Maybe if we would stipulate that, yes, the United States needs to remain strong to protect its national security, we could move on to consider how best to actually achieve that goal. Instead we waste our breath in fruitless huffing and puffing and pledge allegiance to various myths that just ain’t so.

One is that the more we spend on the military, the more secure we are. Mitt Romney, for one, has asserted this precept repeatedly during the endless series of debates among Republican presidential contenders. He’s also suggested that the obverse — cutting the Defense Department budget, even modestly — amounts to treasonous weakness.

Candidate Romney says he wants a military force so strong that no foe would dare to attack us. That such a goal is attainable is another myth. We had unparalleled military might in the ’90s, yet al-Qaida savaged two of our embassies in Africa and one of our warships in the Middle East. If you say that happened because a Democrat soft on national security was in the White House, then how do you explain the assault of 9/11, when Republican George W. Bush occupied the Oval Office?

The reality is there’s no such thing as absolute security. We can never be completely invulnerable to lethal actions by individual or small groups, what the military calls, “asymmetric warfare.”  We can and must counter and try to marginalize militant extremists bent on mayhem. But that kind of battle is not determined by who has the biggest, most modern fighter jets, tanks or aircraft carriers.

Smarter uses of power

It’s a struggle to be won not by big bazookas but by smarter, more calculated uses of power, like the Special Forces raids that got Osama Bin Laden last year and rescued hostages from Somali pirates in 2009 and 2012.

Similarly, the Obama administration achieved the U.S. goal in Libya — getting rid of the tyrant Gaddafi — without shedding American blood and without spending vast sums of our dwindling national wealth. Our allies had a more direct interest this time, so they — and the Libyans themselves — carried more of the burden.

Our foreign wars, as Ron Paul keeps reminding us, are a major reason we’re so deep in debt. When the counting is done, the Iraq War will have added a staggering $2 trillion to $3 trillion dollars to our IOUs. Not to mention the number of American, allied and Iraqi lives lost in that war of choice.

Defense hawks never tell us how they will resolve the conflict between high defense spending and the need to stop running up — and start paying down —  the national debt. Just cut non-military spending and we’ll be fine, they suggest if pressed. But that’s a copout. Experts who take the trouble to study the numbers tell us there simply isn’t enough fat or meat there to hack away at and balance the scales. That’s true even if you’re willing to cripple or eliminate many programs and services Americans have made clear they value and want to keep.

To believe we can maintain or increase defense spending and reduce the national debt without increasing revenue is a delusion. It may be pretty to think so, but it doesn’t add up.

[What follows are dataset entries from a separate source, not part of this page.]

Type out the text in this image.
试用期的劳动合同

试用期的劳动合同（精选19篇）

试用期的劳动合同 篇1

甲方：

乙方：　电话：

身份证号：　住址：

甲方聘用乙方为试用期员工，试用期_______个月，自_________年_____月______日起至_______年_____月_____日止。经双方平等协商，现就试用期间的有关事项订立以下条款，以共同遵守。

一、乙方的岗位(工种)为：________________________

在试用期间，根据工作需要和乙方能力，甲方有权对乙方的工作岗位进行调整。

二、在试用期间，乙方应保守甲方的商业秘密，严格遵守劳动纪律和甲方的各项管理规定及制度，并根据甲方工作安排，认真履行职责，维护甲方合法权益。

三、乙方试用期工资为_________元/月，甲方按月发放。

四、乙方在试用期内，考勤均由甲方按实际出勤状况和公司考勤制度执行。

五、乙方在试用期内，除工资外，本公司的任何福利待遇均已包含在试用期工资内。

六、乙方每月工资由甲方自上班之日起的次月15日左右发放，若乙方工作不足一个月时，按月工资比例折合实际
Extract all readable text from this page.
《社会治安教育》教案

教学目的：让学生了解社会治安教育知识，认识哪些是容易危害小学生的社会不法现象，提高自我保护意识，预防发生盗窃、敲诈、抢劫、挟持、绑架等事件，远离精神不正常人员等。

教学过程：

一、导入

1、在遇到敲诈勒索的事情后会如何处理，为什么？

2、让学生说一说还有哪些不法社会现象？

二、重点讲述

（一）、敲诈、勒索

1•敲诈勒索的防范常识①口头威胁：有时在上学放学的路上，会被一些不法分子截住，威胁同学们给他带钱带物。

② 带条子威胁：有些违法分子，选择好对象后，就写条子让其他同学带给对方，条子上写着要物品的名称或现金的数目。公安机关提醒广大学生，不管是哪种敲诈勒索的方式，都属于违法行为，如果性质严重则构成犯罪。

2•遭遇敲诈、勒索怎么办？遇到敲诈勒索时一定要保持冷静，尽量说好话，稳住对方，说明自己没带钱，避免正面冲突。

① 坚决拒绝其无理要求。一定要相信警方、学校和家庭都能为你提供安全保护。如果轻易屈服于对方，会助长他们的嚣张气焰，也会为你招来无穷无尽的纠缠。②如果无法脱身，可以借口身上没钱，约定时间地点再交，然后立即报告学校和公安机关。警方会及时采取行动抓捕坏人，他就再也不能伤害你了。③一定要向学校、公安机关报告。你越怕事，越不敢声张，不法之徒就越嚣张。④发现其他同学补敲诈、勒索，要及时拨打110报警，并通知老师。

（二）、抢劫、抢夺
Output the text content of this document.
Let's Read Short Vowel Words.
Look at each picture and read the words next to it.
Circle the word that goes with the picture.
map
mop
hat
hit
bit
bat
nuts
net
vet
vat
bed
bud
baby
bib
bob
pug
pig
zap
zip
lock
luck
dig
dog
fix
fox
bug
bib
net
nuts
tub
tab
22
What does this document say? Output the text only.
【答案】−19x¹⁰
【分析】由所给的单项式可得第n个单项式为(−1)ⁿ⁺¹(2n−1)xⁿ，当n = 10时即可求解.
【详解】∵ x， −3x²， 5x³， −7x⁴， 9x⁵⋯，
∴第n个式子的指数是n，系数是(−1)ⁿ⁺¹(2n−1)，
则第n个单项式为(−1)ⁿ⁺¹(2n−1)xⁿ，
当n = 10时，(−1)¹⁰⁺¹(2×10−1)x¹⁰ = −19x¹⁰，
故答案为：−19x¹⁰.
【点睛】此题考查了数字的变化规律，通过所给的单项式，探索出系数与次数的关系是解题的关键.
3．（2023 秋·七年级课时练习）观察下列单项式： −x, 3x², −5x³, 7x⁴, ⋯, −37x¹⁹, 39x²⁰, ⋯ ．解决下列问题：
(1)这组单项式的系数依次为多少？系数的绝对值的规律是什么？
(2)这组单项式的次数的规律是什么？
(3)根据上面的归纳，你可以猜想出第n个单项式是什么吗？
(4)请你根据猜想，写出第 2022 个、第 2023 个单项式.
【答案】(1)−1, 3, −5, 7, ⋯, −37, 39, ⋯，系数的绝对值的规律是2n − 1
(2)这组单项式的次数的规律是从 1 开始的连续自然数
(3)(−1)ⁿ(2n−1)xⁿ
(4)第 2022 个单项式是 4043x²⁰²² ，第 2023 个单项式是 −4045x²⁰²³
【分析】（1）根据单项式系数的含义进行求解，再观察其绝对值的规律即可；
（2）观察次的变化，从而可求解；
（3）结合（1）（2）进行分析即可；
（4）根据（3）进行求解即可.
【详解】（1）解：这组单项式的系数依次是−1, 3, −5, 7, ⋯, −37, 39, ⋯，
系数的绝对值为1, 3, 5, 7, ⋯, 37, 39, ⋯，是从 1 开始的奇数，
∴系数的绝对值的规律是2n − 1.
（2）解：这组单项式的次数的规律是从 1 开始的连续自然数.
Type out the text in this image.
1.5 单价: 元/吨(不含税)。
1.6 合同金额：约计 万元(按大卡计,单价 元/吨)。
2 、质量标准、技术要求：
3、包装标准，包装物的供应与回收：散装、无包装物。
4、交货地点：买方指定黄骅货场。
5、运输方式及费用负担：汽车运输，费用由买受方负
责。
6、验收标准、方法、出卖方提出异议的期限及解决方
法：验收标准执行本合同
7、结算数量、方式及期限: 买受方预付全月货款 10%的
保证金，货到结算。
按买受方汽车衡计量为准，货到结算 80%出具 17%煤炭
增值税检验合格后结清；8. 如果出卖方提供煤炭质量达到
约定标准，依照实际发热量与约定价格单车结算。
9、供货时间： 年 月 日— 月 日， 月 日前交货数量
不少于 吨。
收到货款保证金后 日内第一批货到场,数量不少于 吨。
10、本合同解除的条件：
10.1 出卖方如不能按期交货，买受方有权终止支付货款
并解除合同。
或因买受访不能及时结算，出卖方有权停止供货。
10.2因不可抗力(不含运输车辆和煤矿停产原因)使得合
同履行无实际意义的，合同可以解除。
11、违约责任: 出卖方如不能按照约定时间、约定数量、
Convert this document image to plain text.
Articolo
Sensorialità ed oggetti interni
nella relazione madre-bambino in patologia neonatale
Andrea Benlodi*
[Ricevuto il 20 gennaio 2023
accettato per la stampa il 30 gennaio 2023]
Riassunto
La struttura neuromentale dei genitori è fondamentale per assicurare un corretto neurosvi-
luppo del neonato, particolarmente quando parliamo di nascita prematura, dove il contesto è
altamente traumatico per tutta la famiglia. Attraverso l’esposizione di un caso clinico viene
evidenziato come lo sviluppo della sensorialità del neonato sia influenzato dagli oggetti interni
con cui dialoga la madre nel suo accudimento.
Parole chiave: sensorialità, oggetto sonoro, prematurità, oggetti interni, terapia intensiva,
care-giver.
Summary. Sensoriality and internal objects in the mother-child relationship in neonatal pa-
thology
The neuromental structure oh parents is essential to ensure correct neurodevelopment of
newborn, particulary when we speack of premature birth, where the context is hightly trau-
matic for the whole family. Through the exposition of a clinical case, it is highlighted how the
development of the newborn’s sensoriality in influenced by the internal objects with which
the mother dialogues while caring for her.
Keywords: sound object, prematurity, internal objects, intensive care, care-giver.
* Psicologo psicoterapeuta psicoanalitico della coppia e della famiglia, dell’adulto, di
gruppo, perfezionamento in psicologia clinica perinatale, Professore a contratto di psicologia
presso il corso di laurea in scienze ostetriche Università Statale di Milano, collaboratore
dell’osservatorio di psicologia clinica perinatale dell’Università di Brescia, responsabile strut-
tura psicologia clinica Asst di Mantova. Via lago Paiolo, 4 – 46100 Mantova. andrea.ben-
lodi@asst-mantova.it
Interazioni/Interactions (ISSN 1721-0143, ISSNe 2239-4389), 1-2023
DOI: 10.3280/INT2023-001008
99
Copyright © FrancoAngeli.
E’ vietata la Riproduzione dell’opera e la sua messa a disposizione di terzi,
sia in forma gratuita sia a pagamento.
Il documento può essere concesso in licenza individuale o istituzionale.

We can’t just come home, either

Ron Paul and others are equally wrong, however, to believe we can fold up our tents and come home. We’re a world power with genuine political, economic and security interests around the globe. We can’t be indifferent to the fate of Israel, to the free passage of ships carrying oil and other vital commodities, to the threat of an Iranian nuclear weapon, to the rise of China, or to the danger carbon emissions pose to the environment. A return to isolationism is not an option.

Though our continued engagement must certainly include a superior military force, do we really need to spend nearly as much on arms as the rest of the world put together?  There are powerful lobbies — the military-industrial complex President Dwight Eisenhower warned us about — that say yes.

In making that self-serving case, they ignore our need to get our debt under control, revive our economic health, and address the many pent-up demands at home. They also fail to appreciate that we have many non-military tools — diplomacy, intelligence, public diplomacy, law enforcement, foreign aid and soft power (the ability to attract others through our ideas, ideals and values) — to employ in our favor.

We also have trusted friends and allies to work with us on international problems. We do not have to cure all the world’s ills by ourselves — or mainly through military force. We’ll be better off when we recognize that, Mao Zedong to the contrary, not all power comes from the barrel of a gun.